Example: November 24, 2015 is formatted as 2015-11-24
- Maximum of 50K records per file is supported for Import & Export scenarios
For Individual Objects, only a maximum of 50K records are supported in each CSV file. For Complete Business Objects, only a maximum of 50K records at the Root/Header is supported. Total ZIP file size needs to be at or below 10MB.
For Attachments, total ZIP file should not exceed 100MB and Individual attachments should not exceed 10MB.
Depending on the total number of records that need to be exported, Data workbench will automatically split the file into chunks of 50K records each. So, for example if the total number of records is 500K that will result in 10 files that are visible in the Monitor Work center view.
- Run the import in Simulation mode first
Before you proceed to do an actual import, run the data import in simulation model to validate the file and surface possible errors. It is more expensive to clean up the data once it is already in the system. Ensure that the data is real world data and not dummy test data during testing and simulation.
- Use Templates to increase productivity
For import tasks that occur frequently you can use templates where the mapping that was used in the previous import can be saved and only required fields needed for import can be maintained.
- View status of Data migration tasks in Monitor view
The monitor view maintains all tasks for the last 3 months by default. All tasks that are older than 3 months are automatically deleted.
- For High volume data loads please reach out to SAP Cloud Operations
Please create a support incident – indicating the volume of data loads that need to be imported. Main Details should include,
- Objects being imported
- Associated data volume for each object
- System and Tenant details (Test, Production)
- Go-Live date
18. Add Extension fields Before Executing Import
Ensure that extension fields that were previously added using Key User Tools (KUT) or SDK toolkit are added to the standard Data Workbench (DWB) ODATA Service before executing the actual import.
19. Tenant Lifecycle Management
Ensure all data loads are done successfully in Test tenants and Development tenants (if applicable) before moving to Production.
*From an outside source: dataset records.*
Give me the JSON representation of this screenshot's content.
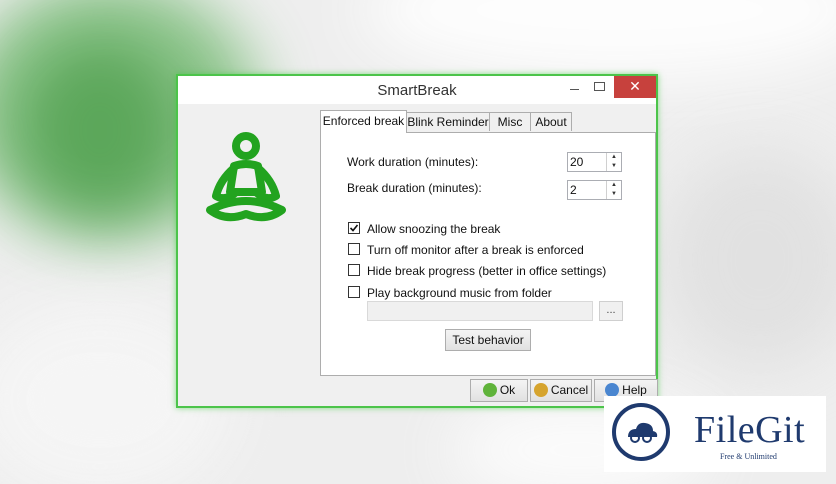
{
  "window": {
    "title": "SmartBreak",
    "controls": {
      "minimize": "–",
      "maximize": "",
      "close": "✕"
    }
  },
  "tabs": [
    {
      "label": "Enforced break",
      "active": true
    },
    {
      "label": "Blink Reminder",
      "active": false
    },
    {
      "label": "Misc",
      "active": false
    },
    {
      "label": "About",
      "active": false
    }
  ],
  "enforced_break": {
    "work_duration": {
      "label": "Work duration (minutes):",
      "value": "20"
    },
    "break_duration": {
      "label": "Break duration (minutes):",
      "value": "2"
    },
    "options": [
      {
        "label": "Allow snoozing the break",
        "checked": true
      },
      {
        "label": "Turn off monitor after a break is enforced",
        "checked": false
      },
      {
        "label": "Hide break progress (better in office settings)",
        "checked": false
      },
      {
        "label": "Play background music from folder",
        "checked": false
      }
    ],
    "folder_value": "",
    "browse_label": "...",
    "test_button": "Test behavior"
  },
  "footer": {
    "ok": "Ok",
    "cancel": "Cancel",
    "help": "Help"
  },
  "watermark": {
    "name": "FileGit",
    "tagline": "Free & Unlimited"
  },
  "colors": {
    "accent_green": "#22a31f",
    "window_border": "#4cc44a",
    "close_red": "#c7413d",
    "filegit_blue": "#1f3a6e"
  }
}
This is especially critical for extension fields added via KUT/SDK to ensure dependent transports are also reaching target systems before data loads take place.
20. Perform Spot Checks and confirm Data count
Once the data is imported – do spot checks on the UI to ensure desired fields are populated as well as perform a record count across objects to ensure there are no missing records due to errors during migration or duplicate records that passed through.